東の神と西の神
一年に一度の祭は、夏の夜に行われています。
東の神輿が勝てば無病息災、西の神輿が勝てば大豊作。どっちが勝っても良いことばかりです。
「今年はどうかな?」
神様が二人、西と東の神輿を見つめながら楽しそうにお酒を飲んでいます。
「西の勝ち!」
神様は勝負の結果に満足げな笑みを浮かべました。
「よし、約束通り大豊作にしてやろう」
そして村は大豊作になりました。去年の話です。
「西の勝ち!」
神様が満足げに大豊作をもたらします。今年も大豊作です。
「西の勝ち!」
神様は踊りながら大豊作をもたらしました。来年も大豊作です。
村は米であふれかえりました。そのせいで米の値段が下がり、せっかくの大豊作も薄利多売に移行し出しました。
村長が手をあげました。
「今年は大豊作の願いをやめて、天下泰平にしないだろうか?」
皆が頷きました。
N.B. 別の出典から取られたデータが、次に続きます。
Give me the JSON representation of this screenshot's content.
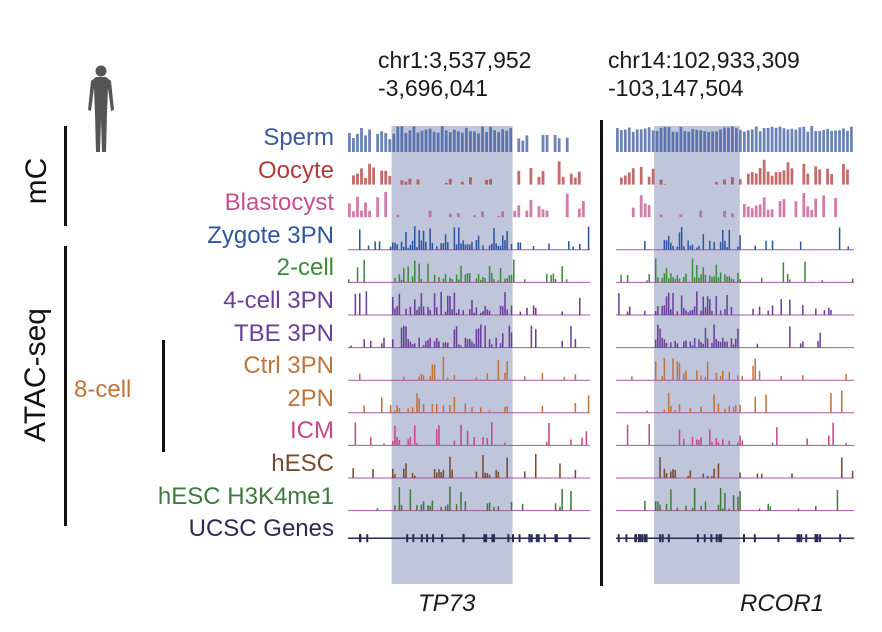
{
  "regions": [
    {
      "id": "left",
      "coord_line1": "chr1:3,537,952",
      "coord_line2": "-3,696,041",
      "gene": "TP73",
      "highlight": [
        0.18,
        0.68
      ]
    },
    {
      "id": "right",
      "coord_line1": "chr14:102,933,309",
      "coord_line2": "-103,147,504",
      "gene": "RCOR1",
      "highlight": [
        0.16,
        0.52
      ]
    }
  ],
  "groups": {
    "mc": "mC",
    "atac": "ATAC-seq",
    "eight_cell": "8-cell"
  },
  "icons": {
    "organism": "human-figure-icon"
  },
  "highlight_color": "#b8c0d8",
  "tracks": [
    {
      "label": "Sperm",
      "color": "#3b5aa0",
      "kind": "methyl"
    },
    {
      "label": "Oocyte",
      "color": "#b03a3a",
      "kind": "methyl"
    },
    {
      "label": "Blastocyst",
      "color": "#c2508f",
      "kind": "methyl"
    },
    {
      "label": "Zygote 3PN",
      "color": "#2e56a0",
      "kind": "atac"
    },
    {
      "label": "2-cell",
      "color": "#3e8a3e",
      "kind": "atac"
    },
    {
      "label": "4-cell 3PN",
      "color": "#6a3f9a",
      "kind": "atac"
    },
    {
      "label": "TBE 3PN",
      "color": "#6a3f9a",
      "kind": "atac"
    },
    {
      "label": "Ctrl 3PN",
      "color": "#c0733a",
      "kind": "atac"
    },
    {
      "label": "2PN",
      "color": "#c0733a",
      "kind": "atac"
    },
    {
      "label": "ICM",
      "color": "#c8468a",
      "kind": "atac"
    },
    {
      "label": "hESC",
      "color": "#7a4a2e",
      "kind": "atac"
    },
    {
      "label": "hESC H3K4me1",
      "color": "#3e7a3e",
      "kind": "atac"
    },
    {
      "label": "UCSC Genes",
      "color": "#2a2a55",
      "kind": "genes"
    }
  ]
}
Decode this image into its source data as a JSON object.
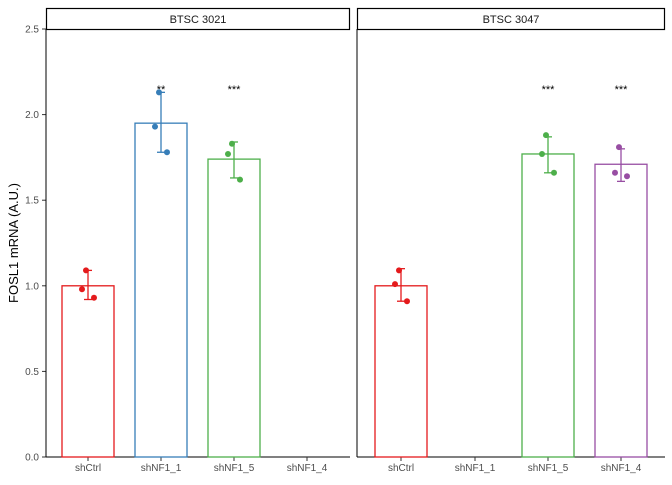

こうして、祭は少しの変更でいつも通り神輿が行われました。
「東の勝ち!」
その一年、村人は風邪すらひきませんでした。
「東の勝ち!」
次の年も無病息災でした。
「東の勝ち!」
村に医者が居なくなりました。
「いかん!!」
村長が手をあげました。そして無病息災をやめて値段が上がってきた米の大豊作を願いました。
「東の勝ち!」
狙い通り大豊作になりましたが、病が流行りました。
「医者がおらん!!」
村はパニック状態になりました。
「西も東も勝ちにすれば良いのでは?」
子どもが手をあげました。
仕方ない。と渋々その意見が通りましたが、神輿を担ぐ大人はいまいち乗り気がしませんでした。
「なんだ今年の神輿は? まるでつまらないぞ」
雲の上で見ていた神様は、退屈そうにあくびをして寝てしまいました。
その年は何も願いが叶いませんでした。